I had Tiger when Vista came out. I ran the Beta 2 and RC1. Beta 2 was so laughably horribly resource hungry I kept wondering what kind of machine Microsoft thought people would be running when Vista released.
As an example, the CPU idled at 20%.. meaning NOTHING is going on and it's running at 20%. Memory was consuming a good 1.5GB. Both of these while doing nothing but looking at the desktop.

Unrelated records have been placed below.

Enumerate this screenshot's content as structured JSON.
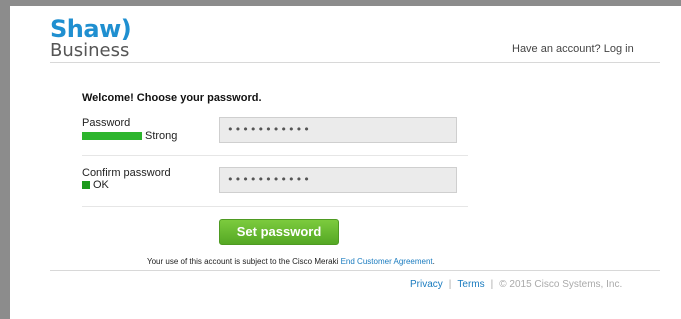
{
  "header": {
    "logo_line1": "Shaw)",
    "logo_line2": "Business",
    "login_link": "Have an account? Log in"
  },
  "form": {
    "title": "Welcome! Choose your password.",
    "password": {
      "label": "Password",
      "strength_text": "Strong",
      "strength_color": "#2db52d",
      "value_masked": "•••••••••••"
    },
    "confirm": {
      "label": "Confirm password",
      "status_text": "OK",
      "status_color": "#1c9a1c",
      "value_masked": "•••••••••••"
    },
    "submit_label": "Set password",
    "terms_prefix": "Your use of this account is subject to the Cisco Meraki",
    "terms_link": "End Customer Agreement",
    "terms_suffix": "."
  },
  "footer": {
    "privacy": "Privacy",
    "separator": "|",
    "terms": "Terms",
    "copyright": "© 2015 Cisco Systems, Inc."
  },
  "colors": {
    "brand_blue": "#1f8fd0",
    "button_green": "#6ab833",
    "link_blue": "#1a7bbf"
  }
}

My last MacBook Pro was my first Mac ever, and my current one is my second. For notebooks I'll never have anything other than Mac, but for my desktop, I need a PC to accommodate all the games that I have bought for PC over the years and going forward compatibility with newer titles. I dual-boot XP and Vista on my desktop for compatibility for apps and games. I figure I'll eventually be able to use Vista full-time for that desktop. It's reasonably enjoyable, but I get much farther much faster in Leopard than I do in Vista, and that's after more than 10 years of Windows-only computing.
I agree with your assertion that Vista has some deliberate Mac-like setup features... Including the use of a rendered desktop environment, transparencies, the navigation bar on the left hand side of explorer windows (not unlike the one found in the Finder). In Vista I turn that off, as I get around faster with the interactive address bar found at the top of the windows. I wish Vista's search would index more efficiently and index the whole drive. In Leopard I can find any file I want in seconds. In Vista, if I'm not searching in an indexed area, I have to specifically tell it to search in the non-indexed area.
MANY Windows users are very put off by the new interface in Office 2007. I like the new one, and I've heard why they changed it so drastically. They said that the top 10 feature requests for office every year are features that are presently possible in Office, so they decided a new interface was needed to hopefully reveal the functionality better to users. Although I like it, many users I've come into contact with do not.
So, to answer your question, yes I've used Vista, and I do like it . . . but for my very specific needs and tolerances, it's not the single answer to my computing needs equation. It does answer my gaming needs almost completely. Whatever it doesn't cover is covered by my MBP, my XP partition or my X-Box 360.